Will this cost jobs? Of course it
will, just not all at once and not all now. (Did you hear what the execrable GM CEO Rick
Wagoner said about giving up his private jet? Ingrassia reports that he
complained that it would be "unfortunately impacting approximately 50
hourly and salaried employees." Lousy grammar aside, this might be the
new definition of chutzpah
.)

More fundamentally, will it save Detroit? Nope. Americans will design cars, advertise cars, make cars, and sell cars. We will even invest in car companies.  But the companies that we work for and invest in will be based in Germany, Japan, Korea, and China. Not Sweden, not the UK, not Italy and not the US. Within a few years, China (home to some dozen auto companies and already a major exporter to the developing world) will be a major player — bet on it. Most of us have not driven a Chery, Geely, BiYaDi, Harbin, JiangXi,  Dongfeng, or Brilliance — but there is a good chance we will. One of these companies may buy Chrysler (Chery took a close look and said no. Which is fine, since the name sounds too much like a Chinese "Chevy"). At base, sustaining a car industry requires a dense and competent supplier infrastructure, management talent, market access, complex design, manufacturing, logistics, legal, and marketing skills. It takes decades and a lot of effort to build and decades and a lot of effort to destroy. We did both and have forfeited our competitive advantage to countries that did a much better job than we did. The car game is over — taxpayers are now providing a bit of hospice care before the lights go out for good. 

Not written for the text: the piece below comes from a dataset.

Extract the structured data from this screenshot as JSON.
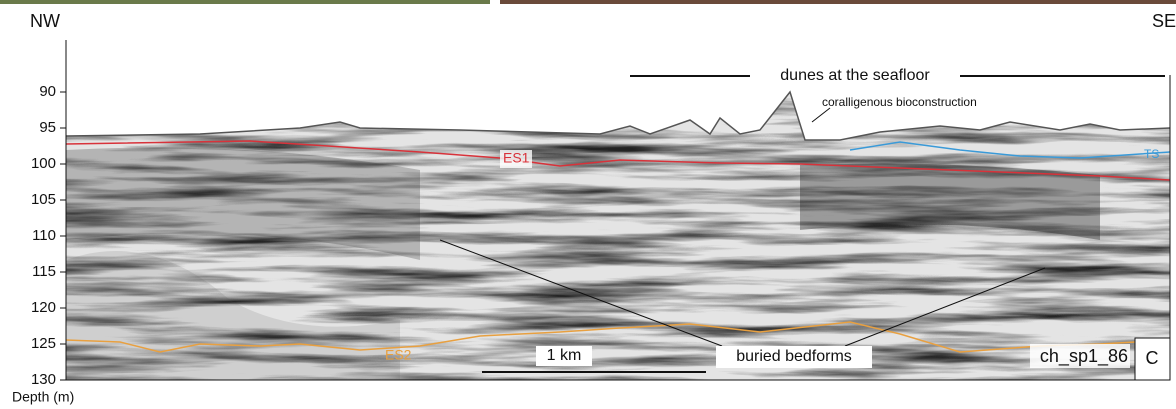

Imposing a financially intelligent, tough-love restructuring
on the auto industry will give Obama political capital to burn, even if he is just giving them a soft landing. A series of blank checks however, will burn through a large pile of public and political capital.
Obama needs to offer up tough love now — for banks as well as car
companies. Undeserved generosity is the biggest risk of all.